Another step forward has also come from another blood test that showed that my creatinine level has fallen back into the low 90s. Although previous levels were in the range of 100-110, within normal range, having it drop several points a year after my transplant is really good news.


The “few more” steps refers to the Kidney Walk (click on this link if you’d like to donate), which I will be going on tomorrow (Sunday, September 24) morning. (If you live in London, Ontario, you may want to consider coming out to Gibbons Park at 10:00 AM.) Two years ago, when I first went on the walk, I was in the middle of dialysis. Last year, I was at less than two months post-transplant. This year I’m a full year beyond my transplant and feel like I have actually re-entered a normal lifestyle complete with a degree of health and energy that I haven’t experienced in years.

In gratitude,

Russ Sawatsky

Infographics about Kidney Disease and Organ Donation

Here are a couple of recently published “infographics” that contain some stark information about kidney disease and organ donation, courtesy of the Kidney Foundation of Canada. Given the increasing prevalence of organ failure in general and kidney disease in particular, it’s quite likely that this is more than mere statistics. Beyond myself, you may very well know someone else among your friends and extended family who is dealing with a disease that may ultimately lead to life-threatening organ failure.

Thanks for your support,

Russ Sawatsky

Circle of donation

I’m reposting this from the Grand Forks Herald in North Dakota. It’s a great example of a paired exchange, when incompatible donor-recipient pairs are matched with other incompatible pairs in a way that allows more transplants to take place. For Canadian residents, here’s a link to the Living Donor Paired Exchange program.

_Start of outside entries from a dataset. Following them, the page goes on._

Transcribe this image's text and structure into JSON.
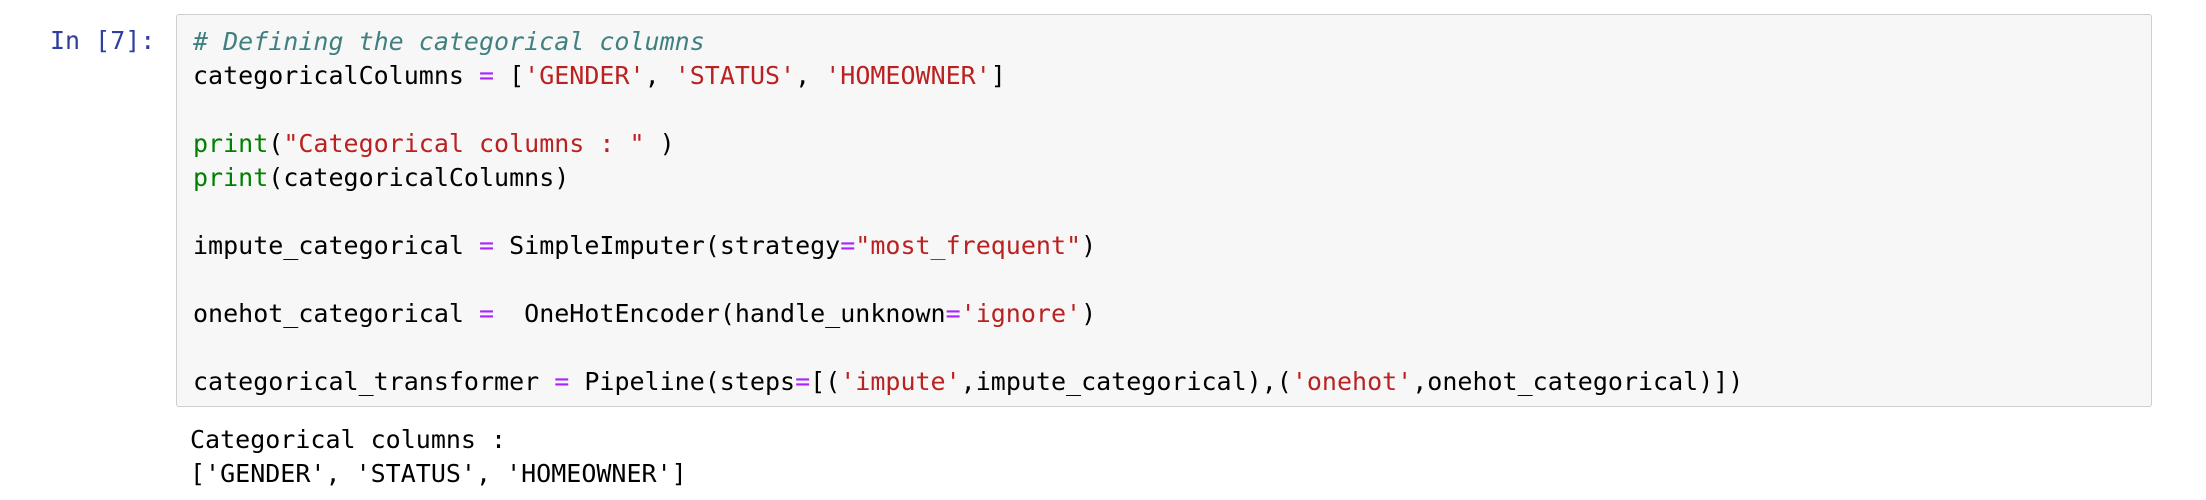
{
  "cell": {
    "prompt": "In [7]:",
    "code_lines": [
      [
        {
          "t": "# Defining the categorical columns",
          "k": "comment"
        }
      ],
      [
        {
          "t": "categoricalColumns ",
          "k": "plain"
        },
        {
          "t": "=",
          "k": "op"
        },
        {
          "t": " [",
          "k": "plain"
        },
        {
          "t": "'GENDER'",
          "k": "str"
        },
        {
          "t": ", ",
          "k": "plain"
        },
        {
          "t": "'STATUS'",
          "k": "str"
        },
        {
          "t": ", ",
          "k": "plain"
        },
        {
          "t": "'HOMEOWNER'",
          "k": "str"
        },
        {
          "t": "]",
          "k": "plain"
        }
      ],
      [],
      [
        {
          "t": "print",
          "k": "builtin"
        },
        {
          "t": "(",
          "k": "plain"
        },
        {
          "t": "\"Categorical columns : \"",
          "k": "str"
        },
        {
          "t": " )",
          "k": "plain"
        }
      ],
      [
        {
          "t": "print",
          "k": "builtin"
        },
        {
          "t": "(categoricalColumns)",
          "k": "plain"
        }
      ],
      [],
      [
        {
          "t": "impute_categorical ",
          "k": "plain"
        },
        {
          "t": "=",
          "k": "op"
        },
        {
          "t": " SimpleImputer(strategy",
          "k": "plain"
        },
        {
          "t": "=",
          "k": "op"
        },
        {
          "t": "\"most_frequent\"",
          "k": "str"
        },
        {
          "t": ")",
          "k": "plain"
        }
      ],
      [],
      [
        {
          "t": "onehot_categorical ",
          "k": "plain"
        },
        {
          "t": "=",
          "k": "op"
        },
        {
          "t": "  OneHotEncoder(handle_unknown",
          "k": "plain"
        },
        {
          "t": "=",
          "k": "op"
        },
        {
          "t": "'ignore'",
          "k": "str"
        },
        {
          "t": ")",
          "k": "plain"
        }
      ],
      [],
      [
        {
          "t": "categorical_transformer ",
          "k": "plain"
        },
        {
          "t": "=",
          "k": "op"
        },
        {
          "t": " Pipeline(steps",
          "k": "plain"
        },
        {
          "t": "=",
          "k": "op"
        },
        {
          "t": "[(",
          "k": "plain"
        },
        {
          "t": "'impute'",
          "k": "str"
        },
        {
          "t": ",impute_categorical),(",
          "k": "plain"
        },
        {
          "t": "'onehot'",
          "k": "str"
        },
        {
          "t": ",onehot_categorical)])",
          "k": "plain"
        }
      ]
    ],
    "output_lines": [
      "Categorical columns : ",
      "['GENDER', 'STATUS', 'HOMEOWNER']"
    ]
  },
  "colors": {
    "prompt": "#303F9F",
    "comment": "#408080",
    "string": "#BA2121",
    "operator": "#AA22FF",
    "builtin": "#008000",
    "cell_background": "#f7f7f7",
    "cell_border": "#cfcfcf"
  }
}
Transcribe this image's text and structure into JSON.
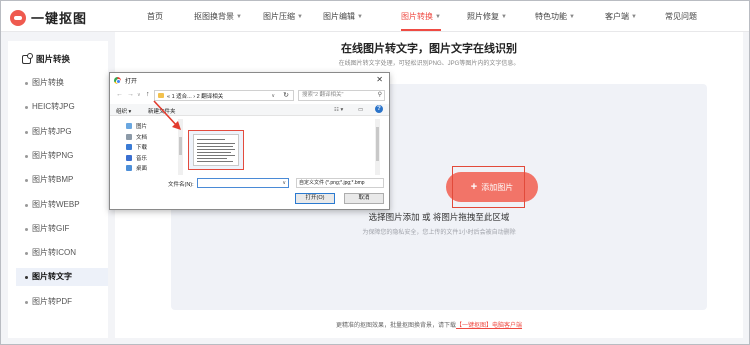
{
  "brand": {
    "name": "一键抠图",
    "accent": "#ef4b43"
  },
  "nav": {
    "items": [
      {
        "label": "首页",
        "caret": false,
        "active": false
      },
      {
        "label": "抠图换背景",
        "caret": true,
        "active": false
      },
      {
        "label": "图片压缩",
        "caret": true,
        "active": false
      },
      {
        "label": "图片编辑",
        "caret": true,
        "active": false
      },
      {
        "label": "图片转换",
        "caret": true,
        "active": true
      },
      {
        "label": "照片修复",
        "caret": true,
        "active": false
      },
      {
        "label": "特色功能",
        "caret": true,
        "active": false
      },
      {
        "label": "客户端",
        "caret": true,
        "active": false
      },
      {
        "label": "常见问题",
        "caret": false,
        "active": false
      }
    ]
  },
  "sidebar": {
    "heading": "图片转换",
    "items": [
      {
        "label": "图片转换",
        "active": false
      },
      {
        "label": "HEIC转JPG",
        "active": false
      },
      {
        "label": "图片转JPG",
        "active": false
      },
      {
        "label": "图片转PNG",
        "active": false
      },
      {
        "label": "图片转BMP",
        "active": false
      },
      {
        "label": "图片转WEBP",
        "active": false
      },
      {
        "label": "图片转GIF",
        "active": false
      },
      {
        "label": "图片转ICON",
        "active": false
      },
      {
        "label": "图片转文字",
        "active": true
      },
      {
        "label": "图片转PDF",
        "active": false
      }
    ]
  },
  "main": {
    "title": "在线图片转文字，图片文字在线识别",
    "subtitle": "在线图片转文字处理，可轻松识别PNG、JPG等图片内的文字信息。",
    "add_button": "添加图片",
    "drop_hint": "选择图片添加 或 将图片拖拽至此区域",
    "drop_note": "为保障您的隐私安全，您上传的文件1小时后会被自动删除",
    "footer_prefix": "更精准的抠图效果，批量抠图换背景，请下载",
    "footer_link": "【一键抠图】电脑客户端"
  },
  "dialog": {
    "title": "打开",
    "close": "✕",
    "address_path": "« 1 适合... › 2 翻译相关",
    "search_placeholder": "搜索\"2 翻译相关\"",
    "toolbar": {
      "organize": "组织 ▾",
      "new_folder": "新建文件夹"
    },
    "nav_items": [
      {
        "label": "图片",
        "color": "#6aa7e0"
      },
      {
        "label": "文档",
        "color": "#8c9aa8"
      },
      {
        "label": "下载",
        "color": "#3a7bd5"
      },
      {
        "label": "音乐",
        "color": "#3a6fd0"
      },
      {
        "label": "桌面",
        "color": "#4d8fd8"
      }
    ],
    "filename_label": "文件名(N):",
    "filetype_value": "自定义文件 (*.png;*.jpg;*.bmp",
    "open_button": "打开(O)",
    "cancel_button": "取消"
  }
}
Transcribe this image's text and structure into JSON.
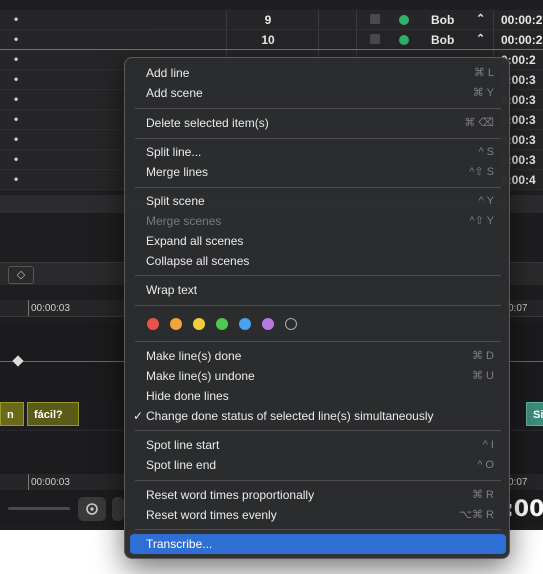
{
  "table": {
    "rows": [
      {
        "dot": "•",
        "num": "9",
        "character": "Bob",
        "time": "00:00:2"
      },
      {
        "dot": "•",
        "num": "10",
        "character": "Bob",
        "time": "00:00:2"
      },
      {
        "dot": "•",
        "num": "",
        "character": "",
        "time": "0:00:2"
      },
      {
        "dot": "•",
        "num": "",
        "character": "",
        "time": "0:00:3"
      },
      {
        "dot": "•",
        "num": "",
        "character": "",
        "time": "0:00:3"
      },
      {
        "dot": "•",
        "num": "",
        "character": "",
        "time": "0:00:3"
      },
      {
        "dot": "•",
        "num": "",
        "character": "",
        "time": "0:00:3"
      },
      {
        "dot": "•",
        "num": "",
        "character": "",
        "time": "0:00:3"
      },
      {
        "dot": "•",
        "num": "",
        "character": "",
        "time": "0:00:4"
      }
    ],
    "stepper_glyph": "⌃",
    "status_color": "#2fb26a"
  },
  "timeline": {
    "ruler_left": "00:00:03",
    "ruler_right": "0:07",
    "clip_a": "n",
    "clip_b": "fácil?",
    "clip_c": "Si",
    "ruler2_left": "00:00:03",
    "ruler2_right": "0:07",
    "big_time": ":00",
    "stepper_glyph": "◇"
  },
  "menu": {
    "add_line": {
      "label": "Add line",
      "shortcut": "⌘ L"
    },
    "add_scene": {
      "label": "Add scene",
      "shortcut": "⌘ Y"
    },
    "delete_selected": {
      "label": "Delete selected item(s)",
      "shortcut": "⌘ ⌫"
    },
    "split_line": {
      "label": "Split line...",
      "shortcut": "^ S"
    },
    "merge_lines": {
      "label": "Merge lines",
      "shortcut": "^⇧ S"
    },
    "split_scene": {
      "label": "Split scene",
      "shortcut": "^ Y"
    },
    "merge_scenes": {
      "label": "Merge scenes",
      "shortcut": "^⇧ Y"
    },
    "expand_all": {
      "label": "Expand all scenes"
    },
    "collapse_all": {
      "label": "Collapse all scenes"
    },
    "wrap_text": {
      "label": "Wrap text"
    },
    "colors": [
      "#e5534b",
      "#f2a33c",
      "#f4cd3a",
      "#4ec84f",
      "#4aa3f0",
      "#b779e0"
    ],
    "make_done": {
      "label": "Make line(s) done",
      "shortcut": "⌘ D"
    },
    "make_undone": {
      "label": "Make line(s) undone",
      "shortcut": "⌘ U"
    },
    "hide_done": {
      "label": "Hide done lines"
    },
    "change_done_status": {
      "label": "Change done status of selected line(s) simultaneously",
      "check": "✓"
    },
    "spot_start": {
      "label": "Spot line start",
      "shortcut": "^ I"
    },
    "spot_end": {
      "label": "Spot line end",
      "shortcut": "^ O"
    },
    "reset_prop": {
      "label": "Reset word times proportionally",
      "shortcut": "⌘ R"
    },
    "reset_even": {
      "label": "Reset word times evenly",
      "shortcut": "⌥⌘ R"
    },
    "transcribe": {
      "label": "Transcribe..."
    }
  }
}
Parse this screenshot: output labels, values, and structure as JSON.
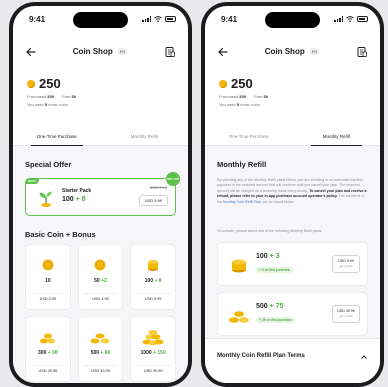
{
  "status": {
    "time": "9:41"
  },
  "nav": {
    "title": "Coin Shop",
    "lang_badge": "EN"
  },
  "balance": {
    "amount": "250",
    "purchased_label": "Purchased",
    "purchased_value": "200",
    "free_label": "Free",
    "free_value": "50",
    "need_prefix": "You need",
    "need_count": "5",
    "need_suffix": "more coins"
  },
  "tabs": [
    {
      "label": "One-Time Purchase"
    },
    {
      "label": "Monthly Refill"
    }
  ],
  "special_offer": {
    "section_title": "Special Offer",
    "tag": "BEST",
    "discount_badge": "50% OFF",
    "name": "Starter Pack",
    "amount": "100",
    "bonus": "+ 8",
    "old_price": "USD 9.99",
    "price": "USD 5.99"
  },
  "basic": {
    "section_title": "Basic Coin + Bonus",
    "packs": [
      {
        "amount": "10",
        "bonus": "",
        "price": "USD 0.99",
        "icon": "single-coin-icon"
      },
      {
        "amount": "50",
        "bonus": "+2",
        "price": "USD 4.99",
        "icon": "single-coin-icon"
      },
      {
        "amount": "100",
        "bonus": "+ 8",
        "price": "USD 9.99",
        "icon": "coin-stack-icon"
      },
      {
        "amount": "300",
        "bonus": "+ 30",
        "price": "USD 29.99",
        "icon": "coin-pile-icon"
      },
      {
        "amount": "500",
        "bonus": "+ 60",
        "price": "USD 49.99",
        "icon": "coin-pile-icon"
      },
      {
        "amount": "1000",
        "bonus": "+ 150",
        "price": "USD 99.99",
        "icon": "coin-heap-icon"
      }
    ]
  },
  "refill": {
    "section_title": "Monthly Refill",
    "desc_part1": "By selecting any of the Monthly Refill plans below, you are enrolling in an automatic monthly payment of the selected amount that will continue until you cancel your plan. The selected amount will be charged on a recurring basis every month.",
    "desc_bold": "To cancel your plan and receive a refund, please refer to your in-app purchase account operator's policy.",
    "desc_part2": "The full terms of the",
    "desc_link": "Monthly Coin Refill Plan",
    "desc_part3": "can be found below.",
    "intro": "To activate, please select one of the following Monthly Refill plans:",
    "plans": [
      {
        "amount": "100",
        "bonus": "+ 3",
        "first_bonus": "+ 5 on first purchase",
        "price": "USD 9.99",
        "per": "per month"
      },
      {
        "amount": "500",
        "bonus": "+ 75",
        "first_bonus": "+ 25 on first purchase",
        "price": "USD 49.99",
        "per": "per month"
      }
    ],
    "terms_label": "Monthly Coin Refill Plan Terms"
  },
  "colors": {
    "coin": "#f2b705",
    "green": "#5cc04a",
    "bonus_green": "#4caf3c",
    "link": "#3a7bd5"
  }
}
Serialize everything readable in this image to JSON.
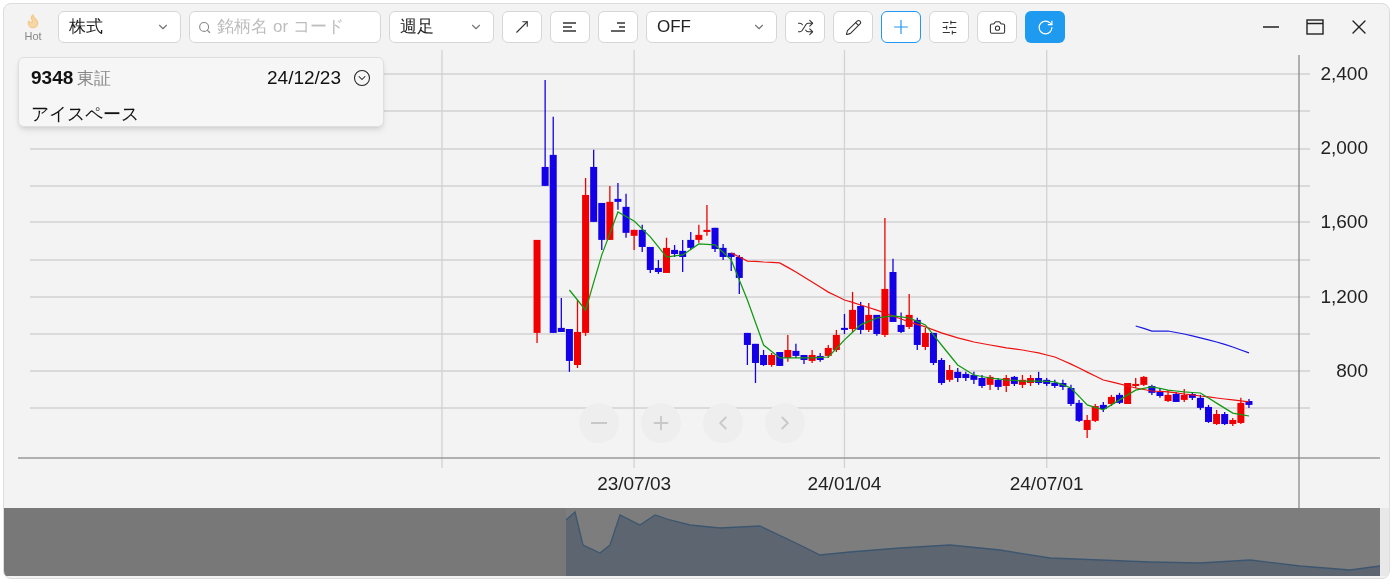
{
  "toolbar": {
    "hot_label": "Hot",
    "market_select": {
      "value": "株式"
    },
    "search": {
      "placeholder": "銘柄名 or コード"
    },
    "period_select": {
      "value": "週足"
    },
    "overlay_select": {
      "value": "OFF"
    },
    "tools": [
      {
        "selected": false
      },
      {
        "selected": false
      },
      {
        "selected": false
      },
      {
        "selected": false
      },
      {
        "selected": false
      },
      {
        "selected": true
      },
      {
        "selected": false
      },
      {
        "selected": false
      }
    ]
  },
  "info_card": {
    "code": "9348",
    "exchange": "東証",
    "date": "24/12/23",
    "name": "アイスペース"
  },
  "chart": {
    "chart_data": {
      "type": "candlestick",
      "categories": [
        null,
        null,
        null,
        null,
        null,
        null,
        null,
        null,
        null,
        null,
        null,
        null,
        "23/07/03",
        null,
        null,
        null,
        null,
        null,
        null,
        null,
        null,
        null,
        null,
        null,
        null,
        null,
        null,
        null,
        null,
        null,
        null,
        null,
        null,
        null,
        null,
        null,
        null,
        null,
        "24/01/04",
        null,
        null,
        null,
        null,
        null,
        null,
        null,
        null,
        null,
        null,
        null,
        null,
        null,
        null,
        null,
        null,
        null,
        null,
        null,
        null,
        null,
        null,
        null,
        null,
        "24/07/01",
        null,
        null,
        null,
        null,
        null,
        null,
        null,
        null,
        null,
        null,
        null,
        null,
        null,
        null,
        null,
        null,
        null,
        null,
        null,
        null,
        null,
        null,
        null,
        null,
        null
      ],
      "ylim": [
        331,
        2529
      ],
      "grid": true,
      "yticks": [
        {
          "value": 2400,
          "label": "2,400"
        },
        {
          "value": 2000,
          "label": "2,000"
        },
        {
          "value": 1600,
          "label": "1,600"
        },
        {
          "value": 1200,
          "label": "1,200"
        },
        {
          "value": 800,
          "label": "800"
        }
      ],
      "ohlc": [
        [
          1005,
          1506,
          951,
          1506
        ],
        [
          1899,
          2368,
          1797,
          1797
        ],
        [
          1964,
          2169,
          1005,
          1005
        ],
        [
          1032,
          1193,
          1010,
          1010
        ],
        [
          1026,
          1026,
          795,
          854
        ],
        [
          832,
          1183,
          816,
          1010
        ],
        [
          1005,
          1840,
          989,
          1748
        ],
        [
          1899,
          1991,
          1603,
          1603
        ],
        [
          1705,
          1705,
          1452,
          1506
        ],
        [
          1506,
          1797,
          1506,
          1711
        ],
        [
          1727,
          1813,
          1668,
          1711
        ],
        [
          1684,
          1754,
          1517,
          1544
        ],
        [
          1528,
          1560,
          1452,
          1560
        ],
        [
          1560,
          1587,
          1441,
          1468
        ],
        [
          1468,
          1468,
          1328,
          1344
        ],
        [
          1355,
          1398,
          1323,
          1333
        ],
        [
          1328,
          1517,
          1328,
          1463
        ],
        [
          1452,
          1479,
          1414,
          1430
        ],
        [
          1447,
          1506,
          1333,
          1414
        ],
        [
          1506,
          1549,
          1452,
          1463
        ],
        [
          1506,
          1587,
          1490,
          1533
        ],
        [
          1549,
          1694,
          1528,
          1560
        ],
        [
          1571,
          1571,
          1441,
          1457
        ],
        [
          1463,
          1484,
          1398,
          1414
        ],
        [
          1436,
          1436,
          1339,
          1414
        ],
        [
          1414,
          1425,
          1215,
          1301
        ],
        [
          1005,
          1005,
          832,
          940
        ],
        [
          946,
          946,
          735,
          843
        ],
        [
          886,
          913,
          827,
          832
        ],
        [
          832,
          897,
          822,
          886
        ],
        [
          902,
          902,
          827,
          827
        ],
        [
          870,
          994,
          849,
          913
        ],
        [
          908,
          946,
          870,
          881
        ],
        [
          886,
          886,
          838,
          859
        ],
        [
          854,
          913,
          843,
          886
        ],
        [
          881,
          897,
          849,
          859
        ],
        [
          881,
          940,
          870,
          924
        ],
        [
          913,
          1021,
          902,
          994
        ],
        [
          1032,
          1107,
          999,
          1021
        ],
        [
          1026,
          1226,
          1010,
          1129
        ],
        [
          1150,
          1172,
          999,
          1021
        ],
        [
          1021,
          1166,
          1010,
          1102
        ],
        [
          1102,
          1102,
          989,
          999
        ],
        [
          994,
          1624,
          983,
          1242
        ],
        [
          1333,
          1404,
          1064,
          1064
        ],
        [
          1048,
          1115,
          1005,
          1010
        ],
        [
          1037,
          1215,
          1026,
          1102
        ],
        [
          1075,
          1086,
          913,
          940
        ],
        [
          929,
          1032,
          913,
          1005
        ],
        [
          1005,
          1005,
          832,
          843
        ],
        [
          859,
          870,
          725,
          735
        ],
        [
          752,
          832,
          741,
          805
        ],
        [
          795,
          816,
          741,
          762
        ],
        [
          784,
          795,
          746,
          762
        ],
        [
          778,
          795,
          730,
          752
        ],
        [
          762,
          778,
          708,
          719
        ],
        [
          725,
          778,
          698,
          768
        ],
        [
          752,
          762,
          698,
          714
        ],
        [
          719,
          778,
          687,
          762
        ],
        [
          768,
          773,
          719,
          730
        ],
        [
          725,
          778,
          708,
          752
        ],
        [
          735,
          778,
          719,
          762
        ],
        [
          762,
          795,
          725,
          735
        ],
        [
          752,
          762,
          719,
          730
        ],
        [
          735,
          752,
          708,
          719
        ],
        [
          735,
          752,
          698,
          714
        ],
        [
          708,
          725,
          611,
          622
        ],
        [
          628,
          644,
          525,
          531
        ],
        [
          482,
          563,
          439,
          536
        ],
        [
          531,
          622,
          525,
          611
        ],
        [
          617,
          633,
          579,
          595
        ],
        [
          622,
          671,
          611,
          660
        ],
        [
          671,
          682,
          622,
          628
        ],
        [
          622,
          735,
          622,
          735
        ],
        [
          719,
          762,
          708,
          730
        ],
        [
          725,
          773,
          719,
          768
        ],
        [
          719,
          725,
          671,
          682
        ],
        [
          687,
          708,
          655,
          665
        ],
        [
          638,
          698,
          633,
          671
        ],
        [
          676,
          687,
          633,
          633
        ],
        [
          644,
          703,
          633,
          671
        ],
        [
          676,
          687,
          644,
          655
        ],
        [
          655,
          671,
          590,
          601
        ],
        [
          606,
          617,
          520,
          525
        ],
        [
          514,
          590,
          509,
          568
        ],
        [
          568,
          579,
          509,
          514
        ],
        [
          514,
          547,
          504,
          536
        ],
        [
          520,
          655,
          514,
          628
        ],
        [
          638,
          649,
          601,
          617
        ]
      ],
      "series": [
        {
          "type": "line",
          "color": "#119911",
          "values": [
            null,
            null,
            null,
            null,
            1236,
            1182,
            1128,
            1277,
            1425,
            1540,
            1656,
            1632,
            1608,
            1565,
            1522,
            1468,
            1414,
            1420,
            1425,
            1455,
            1484,
            1482,
            1479,
            1439,
            1398,
            1290,
            1182,
            1061,
            940,
            905,
            870,
            870,
            870,
            870,
            870,
            873,
            875,
            921,
            967,
            1008,
            1048,
            1067,
            1085,
            1091,
            1096,
            1091,
            1085,
            1067,
            1048,
            994,
            940,
            886,
            832,
            805,
            778,
            770,
            762,
            757,
            751,
            749,
            746,
            746,
            746,
            744,
            741,
            725,
            708,
            663,
            617,
            604,
            590,
            617,
            644,
            671,
            697,
            706,
            714,
            706,
            697,
            692,
            687,
            684,
            681,
            654,
            627,
            600,
            573,
            565,
            557
          ]
        },
        {
          "type": "line",
          "color": "#ee1111",
          "values": [
            null,
            null,
            null,
            null,
            null,
            null,
            null,
            null,
            null,
            null,
            null,
            null,
            null,
            null,
            null,
            null,
            null,
            null,
            null,
            null,
            null,
            null,
            null,
            null,
            1436,
            1414,
            1392,
            1390,
            1387,
            1385,
            1382,
            1358,
            1333,
            1306,
            1279,
            1252,
            1225,
            1204,
            1182,
            1169,
            1155,
            1142,
            1128,
            1112,
            1096,
            1080,
            1064,
            1051,
            1037,
            1021,
            1005,
            992,
            978,
            967,
            956,
            948,
            940,
            932,
            924,
            919,
            913,
            905,
            897,
            886,
            875,
            856,
            837,
            816,
            794,
            773,
            751,
            741,
            730,
            719,
            708,
            700,
            692,
            690,
            687,
            682,
            676,
            671,
            665,
            660,
            654,
            649,
            644,
            639,
            633
          ]
        },
        {
          "type": "line",
          "color": "#1a1ae0",
          "values": [
            null,
            null,
            null,
            null,
            null,
            null,
            null,
            null,
            null,
            null,
            null,
            null,
            null,
            null,
            null,
            null,
            null,
            null,
            null,
            null,
            null,
            null,
            null,
            null,
            null,
            null,
            null,
            null,
            null,
            null,
            null,
            null,
            null,
            null,
            null,
            null,
            null,
            null,
            null,
            null,
            null,
            null,
            null,
            null,
            null,
            null,
            null,
            null,
            null,
            null,
            null,
            null,
            null,
            null,
            null,
            null,
            null,
            null,
            null,
            null,
            null,
            null,
            null,
            null,
            null,
            null,
            null,
            null,
            null,
            null,
            null,
            null,
            null,
            null,
            1042,
            1029,
            1015,
            1015,
            1015,
            1007,
            999,
            989,
            978,
            967,
            956,
            943,
            929,
            913,
            897
          ]
        }
      ]
    }
  }
}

Circle of donation: Grand Forks couple takes part in six-person kidney exchange

Although he wanted to, Paul Voth could not donate a kidney to his girlfriend, Tanya Knodle, whose health has been failing in recent years (as previously reported April 6 in the Herald). Their blood types are not compatible.

But they found another way that Knodle, who was diagnosed with Type 1 diabetes at age 10, could receive the kidney she needed due to the diabetes-caused kidney disease she had.

The Grand Forks couple agreed to be part of a “paired exchange” program. Voth would donate his kidney to a stranger, whose donor would give a kidney to Knodle.

In mid-May, she and Voth completed tests to clear them medically for the exchange, she said.

“On July 2, we got a call that the surgery had been set for July 28. I was very shocked.”

Instead of a paired exchange, though, Knodle, 38, and Voth, 34, were part of a “triple exchange” which involved three donors and three recipients who had surgeries in Fargo, Minneapolis and Sioux Falls, S.D., on the same day.

Voth and Knodle were operated on at Sanford Health in Fargo. Voth’s kidney went to Sioux Falls; the kidney from that recipient’s donor went to Minneapolis, and the Minneapolis donor’s kidney came to Knodle in Fargo—a kind of “round robin” of organ donation.

It’s a way for a patient to receive a kidney even though his or her donor is not compatible, said Knodle.

For Voth, the decision to donate was a no-brainer.

“I didn’t really think about it,” he said. “This was someone I cared about and loved, and she needed a kidney, so why not?”